Depuis près de deux siècles, l’École des beaux-arts de Paris occupe le site, magique, de l’ancien couvent des Petits Augustins, qui accueillit pendant la Révolution et jusqu’en 1818 le musée des Monuments français. Haut-lieu de l’enseignement et de la création, la rue Bonaparte est aussi un lieu de vie, le réservoir d’immenses collections et d’une mémoire qu’il faut toujours et encore interroger. Fermée depuis 1968, la section Architecture a fait l’objet de nombreuses recherches ces dernières années.

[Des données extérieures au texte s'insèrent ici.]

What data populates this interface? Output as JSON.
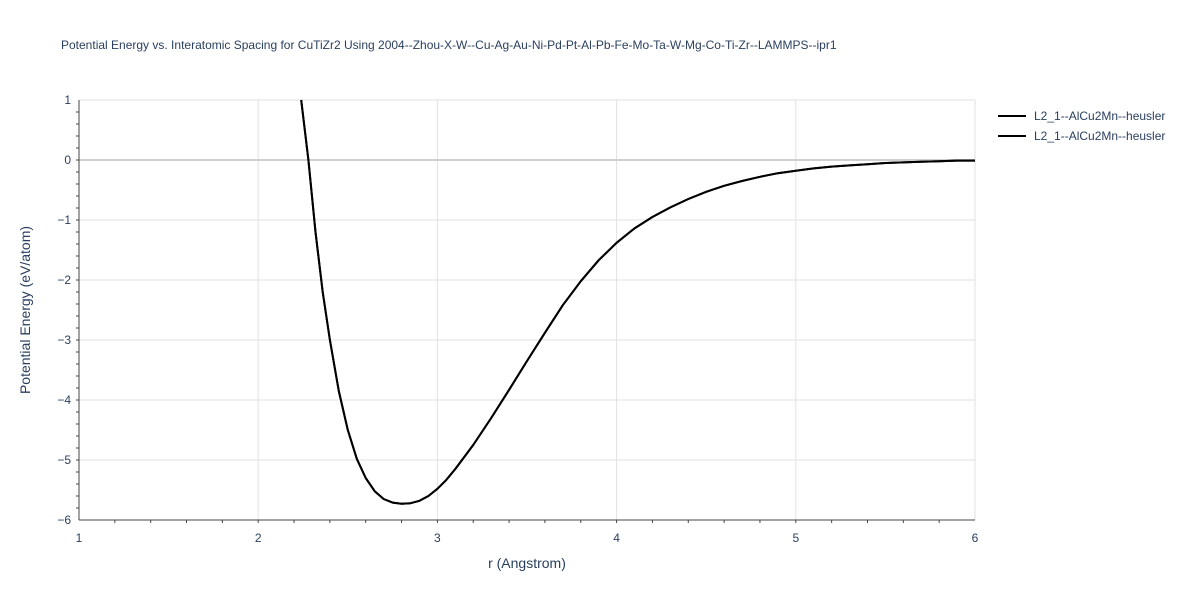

Au début du xxe siècle, l’École des beaux-arts jouit d’une réputation mondiale ; elle accueille notamment des générations d’étudiants nord-américains qui, jusque dans les années 1940, en diffusent les valeurs outre-Atlantique. La culture de la composition, mais encore la tradition de la discussion (sur l’histoire, sur la technique), en font le temple de l’éclectisme, cette démarche qui permet à chacun et en tout lieu de résoudre les problèmes du projet architectural. Le cours de Julien Guadet, publié en 1901 sous le titre Éléments et théorie de l’architecture, synthétise cette culture. Attentive aux évolutions de la société, l’École propose alors des sujets de concours sur des bâtiments industriels, de loisirs, de commerce, tout en s’ouvrant lentement aux questions urbaines. Décimée par la Grande Guerre, elle cesse – c’est la thèse défendue par Jean-Pierre Épron en 1997, dans son livre Comprendre l’éclectisme – de renouveler son corpus de référence et de se prêter à ce qui avait fait sa gloire : le débat. Parmi les fondements de l’éclectisme, la maîtrise technique aurait progressivement été abandonnée aux seuls ingénieurs, déifiés par les modernes. Les ateliers libres, tels ceux créés, en 1923 par Auguste Perret (l’atelier du Palais de Bois) ou en 1949 par Georges-Henri Pingusson, dans les deux cas à la demande d’étudiants en quête de maîtres, ne parviendront pas complètement à influer sur une institution dont le déclin se serait poursuivi jusqu’à la dissolution, en 1968, de la section Architecture au profit des « unités pédagogiques ».
La thèse d’une école à bout de souffle doit toutefois être nuancée ; les recherches sur l’enseignement de l’architecture, tout comme celles sur les prix de Rome, contribuent à redonner leur crédibilité à un système un peu vite considéré comme le garant d’un académisme. Ce dernier terme, postulait Pascal Ory en 1989, ne doit d’ailleurs pas être assimilé au conservatisme ou au traditionalisme, mais serait plutôt à lire comme la « sanction officielle d’un canon esthétique émanant des artistes constitués en corps ». Les concours d’architecture sont de ce point de vue les exercices les plus révélateurs de l’évolution des canons esthétiques, tout comme ils traduisent l’attention du corps enseignant à une certaine actualité de la commande.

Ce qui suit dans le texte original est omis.